3D Systems is the largest player in the 3-d printing sector with a market cap of $4.26 billion. The Company recently reported solid earnings with revenue for Q1 of 2013 growing 31% to $102.1 million from the prior year quarter. Revenue from 3D printers and other products increased from $15.0 million to $39.7 million. 3D Systems completed a 3 for 2 stock split in February of this year in order to increase liquidity and raise funds for more acquisitions. Additionally, the Company sold 6.2 million shares, including 1.3 million shares sold by corporate insiders. 3D Systems said it planned to use the proceeds from the offering to finance future acquisitions and for working capital. The Phenix Systems acquisition was as a result of these moves.

3D Systems’ share price is trading around $44.42, and recently bounced off its 50-day SMA. The price is well above the 200-day SMA, but has generally been range bound since mid-May. The stock is up over 117% on the year, but is down around 7% in the past week. The Company has a very high short float of 23%, with 23.4 million shares sold short as of the end of May. The stock looks technically strong, but is flirting with moving below its 50-day SMA, which can be a bearish signal.
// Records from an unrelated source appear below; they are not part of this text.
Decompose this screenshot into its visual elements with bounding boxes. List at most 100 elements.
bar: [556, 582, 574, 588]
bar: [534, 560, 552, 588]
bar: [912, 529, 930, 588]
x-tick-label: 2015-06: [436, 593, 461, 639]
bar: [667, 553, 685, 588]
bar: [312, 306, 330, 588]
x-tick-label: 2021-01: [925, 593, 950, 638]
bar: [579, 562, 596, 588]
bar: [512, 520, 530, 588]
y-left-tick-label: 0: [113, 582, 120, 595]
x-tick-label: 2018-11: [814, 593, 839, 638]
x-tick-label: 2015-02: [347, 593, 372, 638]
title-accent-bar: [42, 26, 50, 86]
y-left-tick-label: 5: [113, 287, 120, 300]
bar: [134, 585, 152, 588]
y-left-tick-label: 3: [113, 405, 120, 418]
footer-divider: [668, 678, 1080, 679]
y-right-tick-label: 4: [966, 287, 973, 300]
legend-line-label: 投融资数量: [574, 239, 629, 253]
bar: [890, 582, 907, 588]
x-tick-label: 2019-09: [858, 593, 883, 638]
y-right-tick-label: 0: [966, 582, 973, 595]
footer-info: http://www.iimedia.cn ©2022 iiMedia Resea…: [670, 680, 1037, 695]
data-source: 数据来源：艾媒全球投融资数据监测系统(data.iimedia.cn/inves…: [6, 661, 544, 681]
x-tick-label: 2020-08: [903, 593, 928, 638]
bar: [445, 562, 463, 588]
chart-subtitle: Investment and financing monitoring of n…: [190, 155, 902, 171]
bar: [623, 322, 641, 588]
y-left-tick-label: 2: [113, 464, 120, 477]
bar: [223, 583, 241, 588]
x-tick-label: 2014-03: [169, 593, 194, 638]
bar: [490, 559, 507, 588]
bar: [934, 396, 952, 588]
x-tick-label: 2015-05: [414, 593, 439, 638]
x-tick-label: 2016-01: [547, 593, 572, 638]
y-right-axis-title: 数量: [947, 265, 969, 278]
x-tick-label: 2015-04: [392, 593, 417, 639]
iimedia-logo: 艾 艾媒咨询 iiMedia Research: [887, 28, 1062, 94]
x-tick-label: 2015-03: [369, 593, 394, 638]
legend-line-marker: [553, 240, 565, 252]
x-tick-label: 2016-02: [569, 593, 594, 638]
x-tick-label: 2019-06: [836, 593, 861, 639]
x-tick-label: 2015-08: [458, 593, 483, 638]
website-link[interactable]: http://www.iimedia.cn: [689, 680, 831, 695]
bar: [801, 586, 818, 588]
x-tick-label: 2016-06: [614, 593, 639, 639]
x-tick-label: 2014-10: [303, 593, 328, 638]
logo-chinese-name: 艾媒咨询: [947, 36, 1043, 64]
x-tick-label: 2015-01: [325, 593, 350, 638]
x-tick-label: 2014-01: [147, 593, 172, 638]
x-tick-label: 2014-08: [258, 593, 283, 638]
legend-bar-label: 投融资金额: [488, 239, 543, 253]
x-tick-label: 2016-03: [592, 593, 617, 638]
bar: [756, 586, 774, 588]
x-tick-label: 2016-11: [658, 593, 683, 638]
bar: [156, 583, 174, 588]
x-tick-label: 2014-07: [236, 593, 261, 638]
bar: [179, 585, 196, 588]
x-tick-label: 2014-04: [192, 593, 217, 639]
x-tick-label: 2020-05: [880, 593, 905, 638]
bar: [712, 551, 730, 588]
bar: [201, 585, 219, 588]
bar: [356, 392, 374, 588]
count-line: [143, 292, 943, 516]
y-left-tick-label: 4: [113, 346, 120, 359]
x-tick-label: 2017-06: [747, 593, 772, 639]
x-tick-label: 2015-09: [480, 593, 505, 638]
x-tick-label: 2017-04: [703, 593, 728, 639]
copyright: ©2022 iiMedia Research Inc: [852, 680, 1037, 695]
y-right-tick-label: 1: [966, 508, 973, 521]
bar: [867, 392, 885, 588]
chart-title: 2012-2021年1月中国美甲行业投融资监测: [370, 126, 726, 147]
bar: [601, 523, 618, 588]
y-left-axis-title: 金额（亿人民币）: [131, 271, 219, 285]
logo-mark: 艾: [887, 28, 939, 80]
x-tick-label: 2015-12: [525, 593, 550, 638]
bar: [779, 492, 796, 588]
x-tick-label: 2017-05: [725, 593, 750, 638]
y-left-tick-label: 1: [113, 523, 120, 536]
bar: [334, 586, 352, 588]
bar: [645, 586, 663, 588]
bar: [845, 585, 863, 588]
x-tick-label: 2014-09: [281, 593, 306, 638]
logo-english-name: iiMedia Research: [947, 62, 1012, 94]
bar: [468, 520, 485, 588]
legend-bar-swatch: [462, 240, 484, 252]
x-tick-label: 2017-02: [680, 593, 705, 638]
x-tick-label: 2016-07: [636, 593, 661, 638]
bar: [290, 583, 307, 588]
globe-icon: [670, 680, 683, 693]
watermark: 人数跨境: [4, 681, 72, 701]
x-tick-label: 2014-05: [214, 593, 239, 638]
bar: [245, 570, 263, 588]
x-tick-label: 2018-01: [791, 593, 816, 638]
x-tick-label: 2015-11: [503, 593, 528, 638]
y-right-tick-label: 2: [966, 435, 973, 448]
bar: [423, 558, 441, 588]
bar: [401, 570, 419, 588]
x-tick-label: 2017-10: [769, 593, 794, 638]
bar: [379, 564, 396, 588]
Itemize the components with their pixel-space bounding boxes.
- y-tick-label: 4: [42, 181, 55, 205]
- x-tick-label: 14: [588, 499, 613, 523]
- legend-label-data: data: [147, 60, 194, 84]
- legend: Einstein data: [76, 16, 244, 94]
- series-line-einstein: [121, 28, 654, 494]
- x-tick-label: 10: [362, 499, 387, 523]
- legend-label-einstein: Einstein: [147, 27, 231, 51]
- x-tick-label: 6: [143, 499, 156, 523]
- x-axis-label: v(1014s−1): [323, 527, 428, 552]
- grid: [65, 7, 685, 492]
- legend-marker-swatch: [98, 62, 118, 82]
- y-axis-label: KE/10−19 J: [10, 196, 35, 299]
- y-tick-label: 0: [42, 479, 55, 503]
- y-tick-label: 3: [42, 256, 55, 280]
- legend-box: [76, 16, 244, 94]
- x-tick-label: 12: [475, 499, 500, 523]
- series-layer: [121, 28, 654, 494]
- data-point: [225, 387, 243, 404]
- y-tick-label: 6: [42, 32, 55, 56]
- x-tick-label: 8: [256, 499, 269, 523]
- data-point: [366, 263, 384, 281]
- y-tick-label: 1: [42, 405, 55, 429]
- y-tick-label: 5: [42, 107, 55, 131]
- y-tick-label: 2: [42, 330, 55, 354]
The major players in the 3-d printing sector are hungry for acquisitions. Since the nascent market is so young, it is difficult to tell how these acquisitions will play out. For example, 3D Systems is attempting to maintain a presence in both the consumer and commercial printing sectors, and it is unclear how sustainable this business model ultimately is. Further, 3-d printing stocks have run up over the past year on the hype associated with the futuristic technology, and the share prices are possibly a bit frothy. Any investor jumping into the sector needs to be ready for the volatile price swings, as well as the influence of very high short interests. While 3-d printing has the potential to totally revolutionize a portion of the retail and commercial manufacturing market, it is unclear which companies in the sector will be most successful.

Disclosure: The author has no positions in any stocks mentioned, and no plans to initiate any positions within the next 72 hours.